I believe Insync can resume from an existing folder. I do not want to experiment with my whole account. But wanted to know if it would be safe for me to copy larger files that I already have on my PC to the folder being synced by Insync?
Basically, I am shifting my Google Drive local copy from my PC to my Pi. And right now, Pi has been downloading the data from the cloud. I was wondering if I could drop the larger files from my PC to the relevant folder on the Pi, would it just accept it after comparing the checksum (or whatever) or would consider it a duplicate and upload it?
Cheers.
PS: My PC’s version is managed by the Google Drive’s official client.
After I posted the query above… Something strange happened. Insync just stopped syncing. It has done around 54GB out of around 120GB. I have waited for around 6 hours but it has not restarted syncing. I have tried pausing-resuming, exiting app and restarting. Get Status command shows SHARE. What could be the problem?
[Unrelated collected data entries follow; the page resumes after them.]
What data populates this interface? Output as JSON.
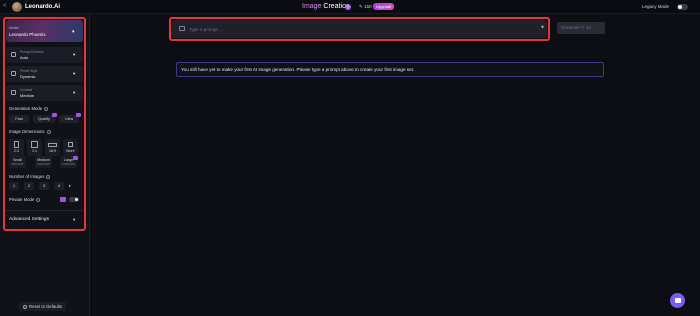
{
  "topbar": {
    "back_glyph": "<",
    "brand": "Leonardo.Ai",
    "title_part1": "Image",
    "title_part2": "Creation",
    "help_glyph": "?",
    "token_count": "✎ 150",
    "upgrade_label": "Upgrade",
    "legacy_mode_label": "Legacy Mode"
  },
  "sidebar": {
    "model": {
      "small_label": "Model",
      "name": "Leonardo Phoenix"
    },
    "selects": [
      {
        "small_label": "Prompt Enhance",
        "value": "Auto",
        "icon": "sparkle-icon"
      },
      {
        "small_label": "Preset Style",
        "value": "Dynamic",
        "icon": "palette-icon"
      },
      {
        "small_label": "Contrast",
        "value": "Medium",
        "icon": "contrast-icon"
      }
    ],
    "generation_mode": {
      "label": "Generation Mode",
      "options": [
        "Fast",
        "Quality",
        "Ultra"
      ]
    },
    "image_dimensions": {
      "label": "Image Dimensions",
      "ratios": [
        "2:3",
        "1:1",
        "16:9",
        "More"
      ],
      "sizes": [
        {
          "label": "Small",
          "sub": "832x1248"
        },
        {
          "label": "Medium",
          "sub": "1024x1536"
        },
        {
          "label": "Large",
          "sub": "1248x1856"
        }
      ]
    },
    "number_of_images": {
      "label": "Number of Images",
      "options": [
        "1",
        "2",
        "3",
        "4"
      ],
      "more_glyph": "▸"
    },
    "private_mode": {
      "label": "Private Mode"
    },
    "advanced_settings": "Advanced Settings",
    "reset_label": "Reset to Defaults"
  },
  "main": {
    "prompt_placeholder": "Type a prompt ...",
    "generate_label": "Generate ✎ 16",
    "notice": "You still have yet to make your first AI image generation. Please type a prompt above to create your first image set."
  },
  "colors": {
    "accent": "#9c55e6",
    "highlight": "#e2373d",
    "notice_border": "#3a3b8a"
  }
}
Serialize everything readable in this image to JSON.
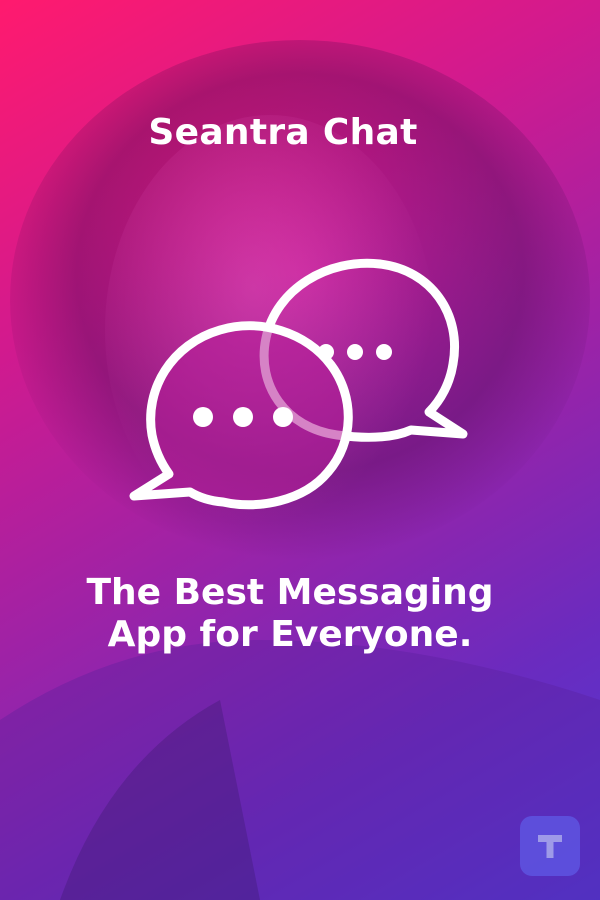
{
  "poster": {
    "brand_name": "Seantra Chat",
    "tagline_line1": "The Best Messaging",
    "tagline_line2": "App for Everyone.",
    "logo": {
      "icon": "chat-bubbles-icon",
      "bubble_dots": 3
    },
    "watermark": {
      "icon": "t-letter-icon",
      "letter": "T"
    },
    "colors": {
      "gradient_start": "#ff1a6e",
      "gradient_mid": "#9a23a8",
      "gradient_end": "#4e3ad6",
      "foreground": "#ffffff",
      "watermark_bg": "#5f5ae6"
    }
  }
}
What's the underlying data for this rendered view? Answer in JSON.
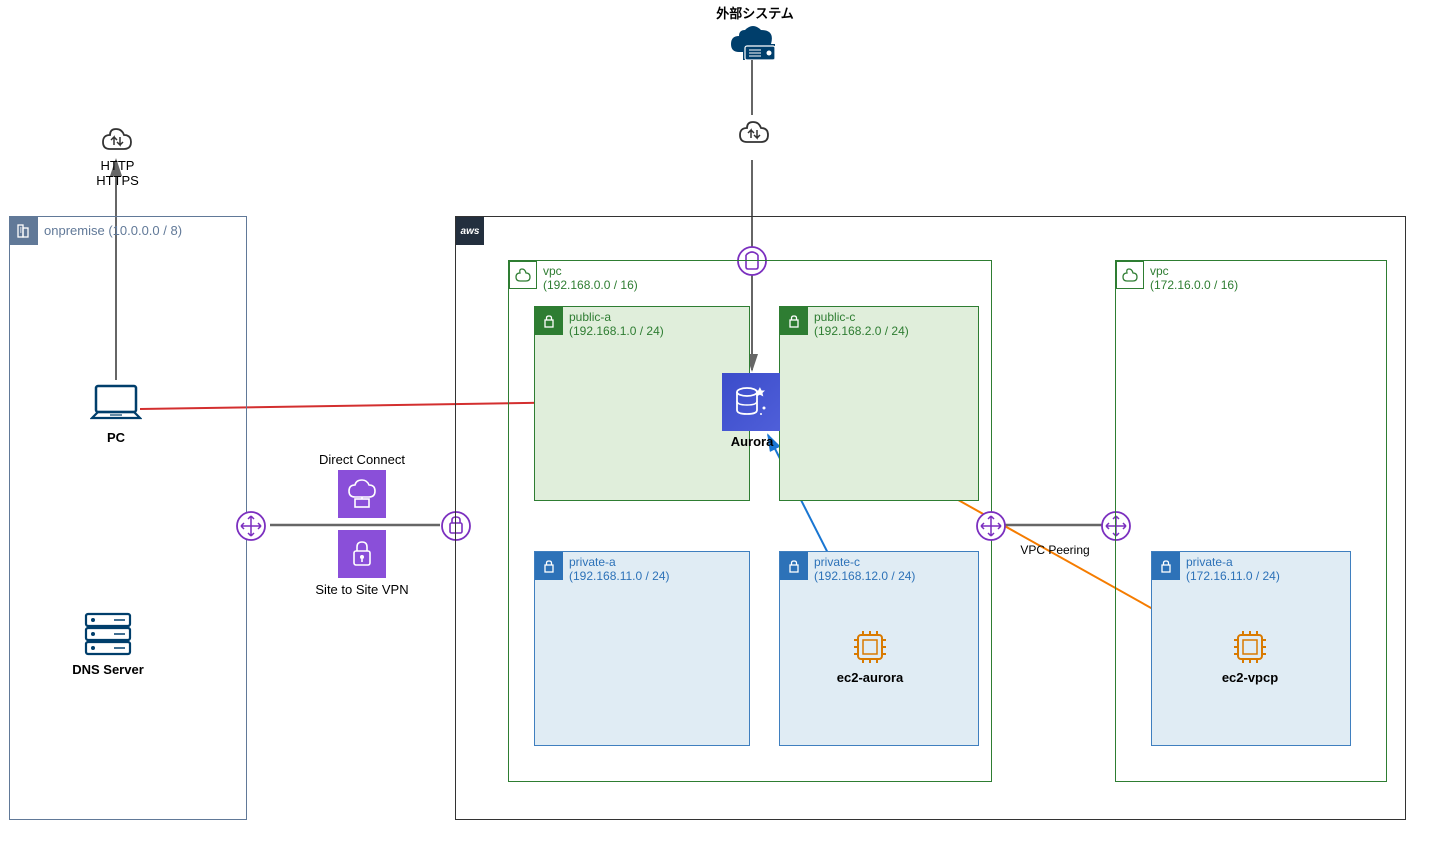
{
  "title_external": "外部システム",
  "onpremise": {
    "name": "onpremise",
    "cidr": "(10.0.0.0 / 8)",
    "pc_label": "PC",
    "dns_label": "DNS Server",
    "http_label": "HTTP\nHTTPS"
  },
  "connections": {
    "direct_connect": "Direct Connect",
    "site_to_site": "Site to Site VPN",
    "vpc_peering": "VPC Peering"
  },
  "aws": {
    "tag": "aws",
    "vpc1": {
      "name": "vpc",
      "cidr": "(192.168.0.0 / 16)",
      "public_a": {
        "name": "public-a",
        "cidr": "(192.168.1.0 / 24)"
      },
      "public_c": {
        "name": "public-c",
        "cidr": "(192.168.2.0 / 24)"
      },
      "private_a": {
        "name": "private-a",
        "cidr": "(192.168.11.0 / 24)"
      },
      "private_c": {
        "name": "private-c",
        "cidr": "(192.168.12.0 / 24)"
      },
      "aurora_label": "Aurora",
      "ec2_aurora_label": "ec2-aurora"
    },
    "vpc2": {
      "name": "vpc",
      "cidr": "(172.16.0.0 / 16)",
      "private_a": {
        "name": "private-a",
        "cidr": "(172.16.11.0 / 24)"
      },
      "ec2_vpcp_label": "ec2-vpcp"
    }
  }
}
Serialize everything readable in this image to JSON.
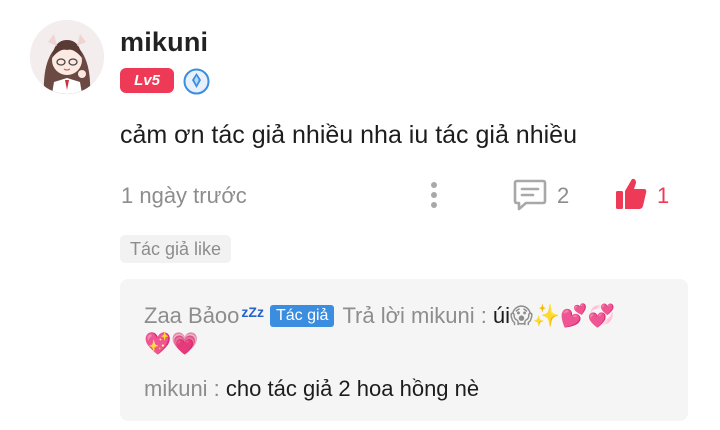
{
  "comment": {
    "username": "mikuni",
    "level_badge": "Lv5",
    "text": "cảm ơn tác giả nhiều nha iu tác giả nhiều",
    "time": "1 ngày trước",
    "reply_count": "2",
    "like_count": "1",
    "author_like_tag": "Tác giả like"
  },
  "replies": {
    "first": {
      "name": "Zaa Bảoo",
      "name_suffix": "ᵶᵶz",
      "author_tag": "Tác giả",
      "reply_prefix": "Trả lời mikuni :",
      "text": "úi",
      "emojis_line1": "😱✨💕💞",
      "emojis_line2": "💖💗"
    },
    "second": {
      "name": "mikuni :",
      "text": "cho tác giả 2 hoa hồng nè"
    }
  },
  "colors": {
    "accent_red": "#ee3a57",
    "author_tag_blue": "#3b8de0",
    "muted_text": "#8d8d8d"
  },
  "icons": [
    "avatar-image",
    "verified-icon",
    "more-icon",
    "reply-icon",
    "like-icon"
  ]
}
@Sushubh: What is the output of the get_actions_required command? Also please try toggling the unsynced files in the selective sync interface. You can show the selective sync interface for your account with manage_selective_sync <your email>.
Nothing has been downloaded yet. ifstat shows no major activity. This folder has around 40,000 files so maybe it’s collecting meta data right now. Would update if there is any progress.
PS: Can I just copy files from my local Google Drive folder to fasten the process? Would Insync detect existing files and resume from there? Or would it assume them to be new files and treat them separately, uploading these as new and downloading the existing one from the cloud? This is how Google Drive official app behave on Windows.
@Sushubh: Yes, that should be supported by Insync. When you copy the files to your Insync folder please ensure that the corresponding entries in the selective sync interface is checked, otherwise duplicates will be uploaded.
I am syncing the entire account so selective sync is not applicable in my case right?
I moved all the local files to the folder on the Pi which was causing issues. It is skipping most of them but uploading around 5-10%. I suppose this is better than downloading 100% of them…
I am on a 3mbps/0.5mbps plan so a nuisance in any case. Cheers.
@Sushubh: Yes, if you are syncing the entire account then you didn’t need to change your selective sync settings. The slow upload speed is caused by Insync limiting transfers to only 2 simultaneous ones only. We’re still working on this, apologies for the trouble.
I moved all the files from my desktop folder to the PI folder. Insync on Pi was able to recognize around 80% of the files. It uploaded the rest. Which were then downloaded by the official Google Drive client on my PC. I checked a few files and could not notice any change in them on Google Drive online. The date was same. The content was same. Have no idea why Insync decided that they were newer copies and Google Drive basically showed these files as edited. No way to find out if any files were overwritten. Should not have happened because the file names were unique in any case. Little I can do about that now
2 file syncing is not an issue in my case as I am on a 4mbps/0.5mbps plan so Insync is able to saturate my account quite easily.
Right now, both Insync on Pi and Google Drive on my PC are supposedly fully synced as there is no activity happening. Any new file I add to either of the folder is visible on the other in a few minutes. So, it appears to be all set.
Now considering removing my desktop’s installation and switching to Bittorrent Sync for keeping the few folders that I need accessible on my PC through the Pi.
Just noticed something that seems like an issue. I ran a directory comparison to see if files in both the folders are same. Noticing that a lot of files are not.
Both the folders are properly synced as per Google Drive and Insync. But the file names and corresponding sizes are exchanged.
@Sushubh: Apologies for the trouble. In your Drive account are there multiple files with the same name? Take _DSC6891.jpg for example. _DSC6891.jpg is the same on both folders but _DSC6891 (1).jpg and _DSC6891 (2).jpg are exchanged. When Insync downloads files with the same name it randomly assigns a numeric suffix to each to distinguish them. In this case it was probably exchanged.
So basically, no files were overwritten and this is just for the local storage and Insync has meta data connecting individual files to their online versions? I guess that makes sense. I just test and Google Drive does allow same name files in the same folder.